ERAP2 protein allotype diversity in the population

Allotype diversity between human populations may indicate potential adaptation to pathogenic species. In the 1000 Genomes Project dataset [27], the 10 most frequent missense variants in ERAP2 in the global population form 10 haplotypes with a frequency of greater than 1% in one of the five major continental populations (Table 1). The ERAP2 allotype produced by the ancestral haplotype (which we will refer to as ERAP2*00) is very rare or absent in modern populations, while the most common haplotype (ERAP2*06A) in the population is identical to the ancestral haplotype, but harbours the G allele of rs2248374 (i.e., precludes protein expression). There are five additional haplotypes predicted to produce enzymatically active ERAP2 protein allotypes which we will refer to as ERAP2*01-ERAP2*05, following previously suggested nomenclature [28], and 5 predicted to not produce full-length protein allotypes; ERAP2*06A-ERAP2*10A (the suffix ‘A’ stands for ‘Aberrant’ expression where there is some doubt as to whether a protein is actually expressed [i.e., NMD under steady-state conditions]). The most common ERAP2 allotype (ERAP2*01) differs in amino acid sequence from the ancestral allotype at position 392. Additional amino acid positions determine other allotypes, such as ERAP2*03 (661 V) allotype that is common in Africa (2.3%) but absent in European and Asian populations. Also, ERAP2*02 (214 L) and ERAP2*05 (289 A) allotypes are common in Asia and rare (or absent) in other continental populations. To comprehensively map the landscape of allotype diversity in the general population, analysis of much larger sample sizes is needed (e.g., The UK Biobank includes data from 500,000 participants). Since ERAP2 is involved in a variety of human conditions [2], the polymorphic nature of the protein needs to be considered and allotype-specific study between pathogenic insult and immune response may help better understand the functional relation between ERAP2 allotypes and human disease.

Table 1 Haplotypes of common ERAP2 missense variants and splice variants in the 1000 Genomes populations.

Keeping haplotypes in balance

The ERAP2 sequence of chimpanzees and bonobos is >99% identical to that of humans, and the nucleotide sequence orthogonal to human exon 10 and the downstream splice region containing rs2248374 are identical (see Ensemble Genome Browser, accessed 31 July 2023) [29]. Intriguingly, these great apes are not polymorphic at the nucleotide position orthologous to rs2248374, and consequently lack the G allele that results in alternative splicing at exon 10 [6]. Therefore, the G allele may have been introduced after the split of our common ancestor during human evolution.
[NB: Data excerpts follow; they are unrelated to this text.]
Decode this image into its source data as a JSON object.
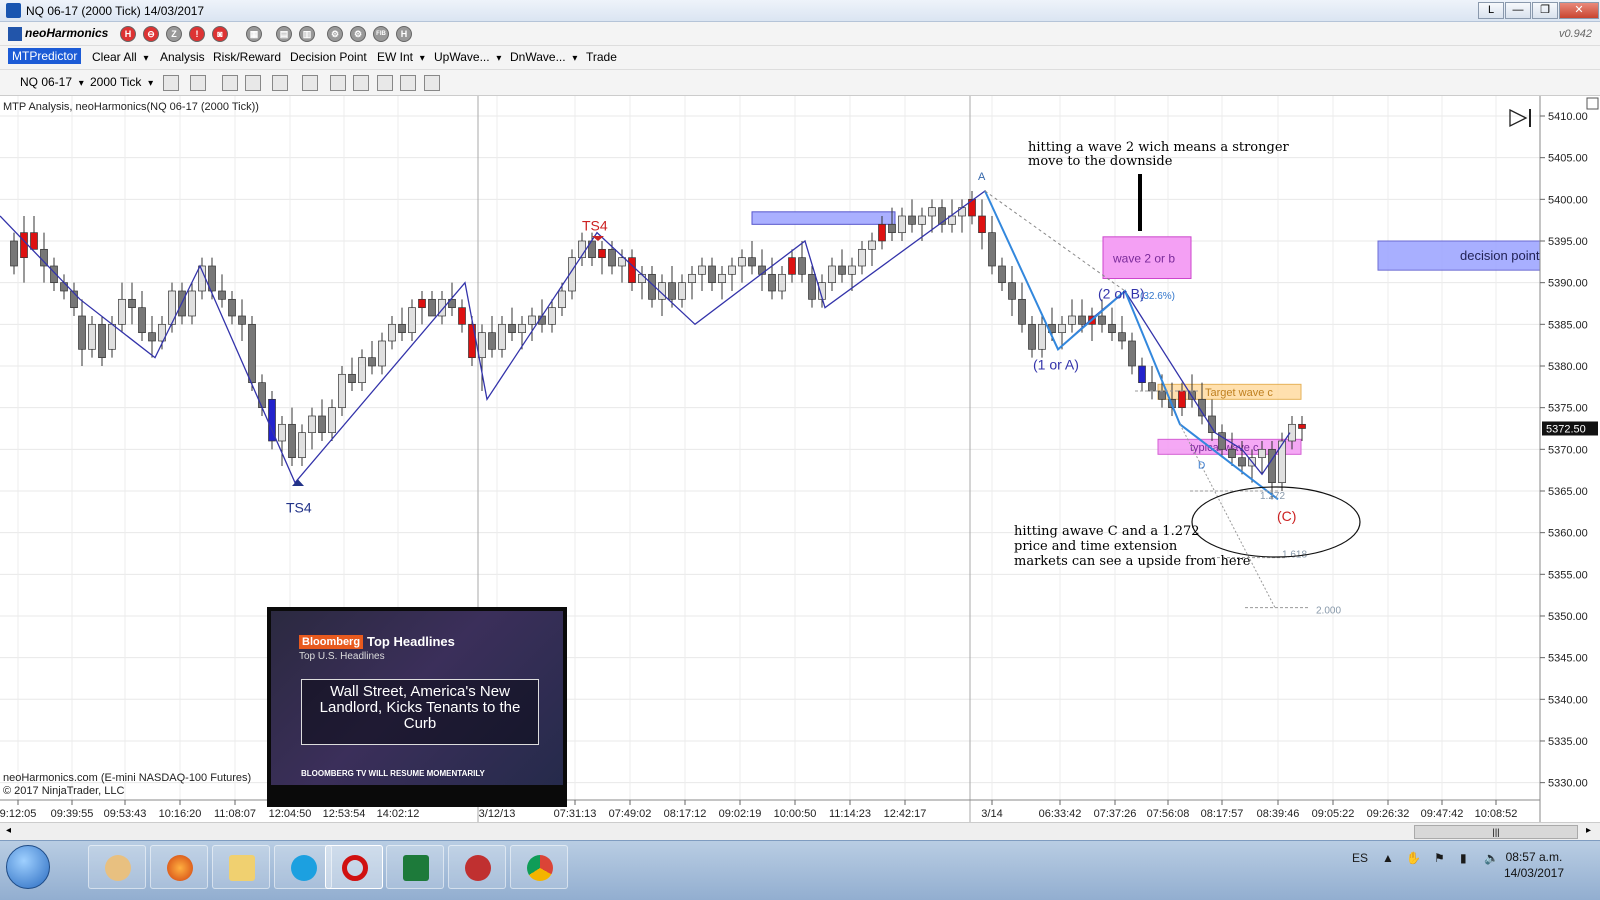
{
  "window": {
    "title": "NQ 06-17 (2000 Tick)  14/03/2017",
    "buttons": [
      "L",
      "—",
      "❐",
      "✕"
    ]
  },
  "toolbar1": {
    "brand": "neoHarmonics",
    "icons": [
      {
        "name": "h-red-icon",
        "label": "H"
      },
      {
        "name": "minus-red-icon",
        "label": "⊖"
      },
      {
        "name": "z-icon",
        "label": "Z"
      },
      {
        "name": "exclaim-red-icon",
        "label": "!"
      },
      {
        "name": "camera-icon",
        "label": "◙"
      },
      {
        "name": "grid-icon",
        "label": "▦"
      },
      {
        "name": "chart1-icon",
        "label": "▤"
      },
      {
        "name": "chart2-icon",
        "label": "▥"
      },
      {
        "name": "tools-icon",
        "label": "⚙"
      },
      {
        "name": "harm-icon",
        "label": "⚙"
      },
      {
        "name": "fib-icon",
        "label": "FIB"
      },
      {
        "name": "h-gray-icon",
        "label": "H"
      }
    ],
    "version": "v0.942"
  },
  "toolbar2": {
    "items": [
      {
        "label": "MTPredictor",
        "active": true,
        "dropdown": false
      },
      {
        "label": "Clear All",
        "active": false,
        "dropdown": true
      },
      {
        "label": "Analysis",
        "active": false,
        "dropdown": false
      },
      {
        "label": "Risk/Reward",
        "active": false,
        "dropdown": false
      },
      {
        "label": "Decision Point",
        "active": false,
        "dropdown": false
      },
      {
        "label": "EW Int",
        "active": false,
        "dropdown": true
      },
      {
        "label": "UpWave...",
        "active": false,
        "dropdown": true
      },
      {
        "label": "DnWave...",
        "active": false,
        "dropdown": true
      },
      {
        "label": "Trade",
        "active": false,
        "dropdown": false
      }
    ]
  },
  "toolbar3": {
    "instrument": "NQ 06-17",
    "interval": "2000 Tick"
  },
  "chart": {
    "header": "MTP Analysis, neoHarmonics(NQ 06-17 (2000 Tick))",
    "footer_left": "neoHarmonics.com (E-mini NASDAQ-100 Futures)",
    "copyright": "© 2017 NinjaTrader, LLC",
    "y_ticks": [
      "5410.00",
      "5405.00",
      "5400.00",
      "5395.00",
      "5390.00",
      "5385.00",
      "5380.00",
      "5375.00",
      "5370.00",
      "5365.00",
      "5360.00",
      "5355.00",
      "5350.00",
      "5345.00",
      "5340.00",
      "5335.00",
      "5330.00"
    ],
    "x_ticks": [
      "9:12:05",
      "09:39:55",
      "09:53:43",
      "10:16:20",
      "11:08:07",
      "12:04:50",
      "12:53:54",
      "14:02:12",
      "3/12/13",
      "07:31:13",
      "07:49:02",
      "08:17:12",
      "09:02:19",
      "10:00:50",
      "11:14:23",
      "12:42:17",
      "3/14",
      "06:33:42",
      "07:37:26",
      "07:56:08",
      "08:17:57",
      "08:39:46",
      "09:05:22",
      "09:26:32",
      "09:47:42",
      "10:08:52"
    ],
    "last_price": "5372.50",
    "labels": {
      "ts4_top": "TS4",
      "ts4_bottom": "TS4",
      "wave_a": "A",
      "wave_1a": "(1 or A)",
      "wave_2b": "(2 or B)",
      "retrace": "(32.6%)",
      "wave_c": "(C)",
      "wave2_box": "wave 2 or b",
      "decision_box": "decision point",
      "targetc_box": "Target wave c",
      "typical_box": "typical wave c",
      "d_label": "D",
      "fib_1272": "1.272",
      "fib_1618": "1.618",
      "fib_2000": "2.000"
    },
    "annotations": {
      "top_line1": "hitting a wave 2 wich means a stronger",
      "top_line2": "move to the downside",
      "bottom_line1": "hitting awave C and a 1.272",
      "bottom_line2": "price and time extension",
      "bottom_line3": "markets can see a upside from here"
    }
  },
  "news": {
    "tag": "Bloomberg",
    "headline": "Top Headlines",
    "sub": "Top U.S. Headlines",
    "story": "Wall Street, America's New Landlord, Kicks Tenants to the Curb",
    "footer": "BLOOMBERG TV WILL RESUME MOMENTARILY"
  },
  "taskbar": {
    "apps": [
      "hand-app-icon",
      "firefox-icon",
      "folder-icon",
      "skype-icon",
      "opera-icon",
      "excel-icon",
      "ninjatrader-icon",
      "chrome-icon"
    ],
    "lang": "ES",
    "time": "08:57 a.m.",
    "date": "14/03/2017"
  },
  "colors": {
    "bull": "#c8c8c8",
    "bear": "#dd1111",
    "zigzag": "#3333aa",
    "accent": "#1c5bd6"
  }
}
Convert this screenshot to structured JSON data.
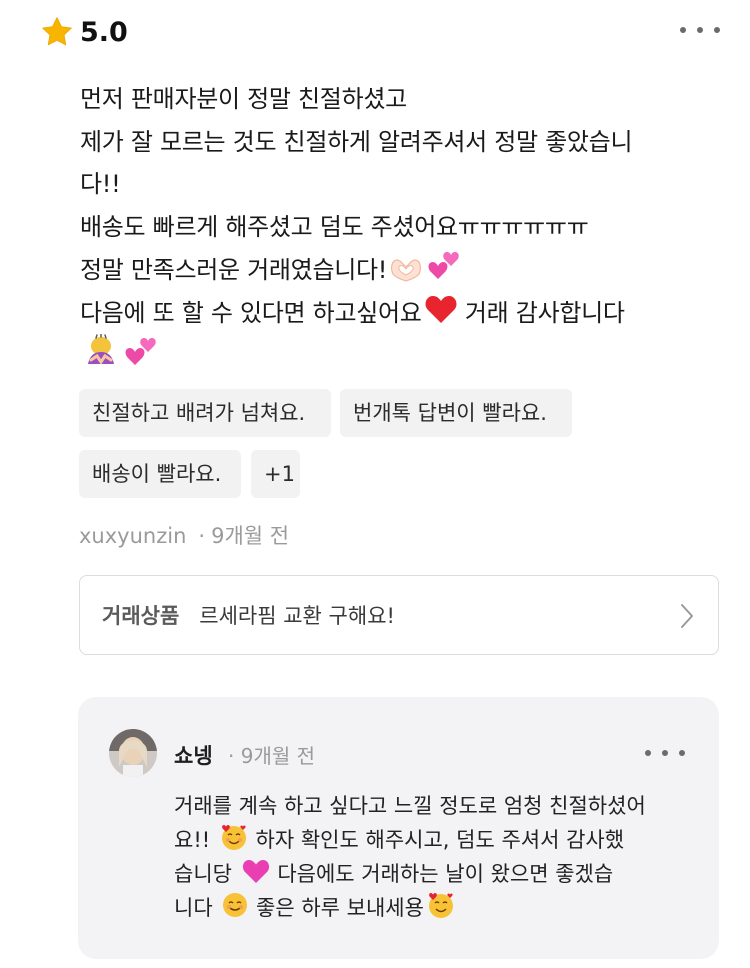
{
  "review": {
    "rating": "5.0",
    "icons": {
      "star": "star-icon",
      "more": "more-icon"
    },
    "accent_star_color": "#f7b500",
    "body_lines": [
      "먼저 판매자분이 정말 친절하셨고",
      "제가 잘 모르는 것도 친절하게 알려주셔서 정말 좋았습니",
      "다!!",
      "배송도 빠르게 해주셨고 덤도 주셨어요ㅠㅠㅠㅠㅠㅠ",
      "정말 만족스러운 거래였습니다!",
      "다음에 또 할 수 있다면 하고싶어요",
      " 거래 감사합니다"
    ],
    "tags": [
      "친절하고 배려가 넘쳐요.",
      "번개톡 답변이 빨라요.",
      "배송이 빨라요.",
      "+1"
    ],
    "author": "xuxyunzin",
    "meta_separator": "·",
    "time_ago": "9개월 전"
  },
  "product": {
    "label": "거래상품",
    "title": "르세라핌 교환 구해요!",
    "icon": "chevron-right-icon"
  },
  "reply": {
    "name": "쇼넹",
    "separator": "·",
    "time_ago": "9개월 전",
    "lines": [
      "거래를 계속 하고 싶다고 느낄 정도로 엄청 친절하셨어",
      "요!!",
      "하자 확인도 해주시고, 덤도 주셔서 감사했",
      "습니당",
      "다음에도 거래하는 날이 왔으면 좋겠습",
      "니다",
      "좋은 하루 보내세용"
    ]
  }
}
Due to the scarce fossil records available during human evolution’s early stages, estimations of allelic introduction remain challenging. Also, complex human behaviours, such as migration and reticulation are difficult to address in evolutionary models [30]. Like much of present-day genetic variation in humans, the estimated time of introduction of the G allele of rs2248374 in homo sapiens traces back to a common ancestor of Neanderthals and humans (>700,000 years based on simulation-based prediction of modern human genome data) [31]. It may also be possible that ERAP2 SNVs have been introduced through interbreeding (termed ‘introgression’) between archaic humans and ancestors of modern Eurasian populations (~50,000 years ago) [25] (Fig. 3). Adaptive introgression of gene alleles from Neanderthals to modern humans has been shown to be driven by host-RNA virus interactions [32], and the modelling of the ERAP2 gene suggests Neanderthal-introgressed alleles, such as rs17409040 that is in full linkage with splice variant rs17486481 (i.e., Haplotype C could be a result of introgression) [25, 33, 34]. However, unlike variants that reside in haplotype C, the G allele of rs2248374 (i.e., haplotype B) is common in all global populations, including African populations considered devoid of archaic introgression, which indicates that rs2248374 probably arose in an early hominid ancestor and its allelic diversity in modern humans populations is perhaps result of continuous or recurrent contact between multiple very early African lineages [30].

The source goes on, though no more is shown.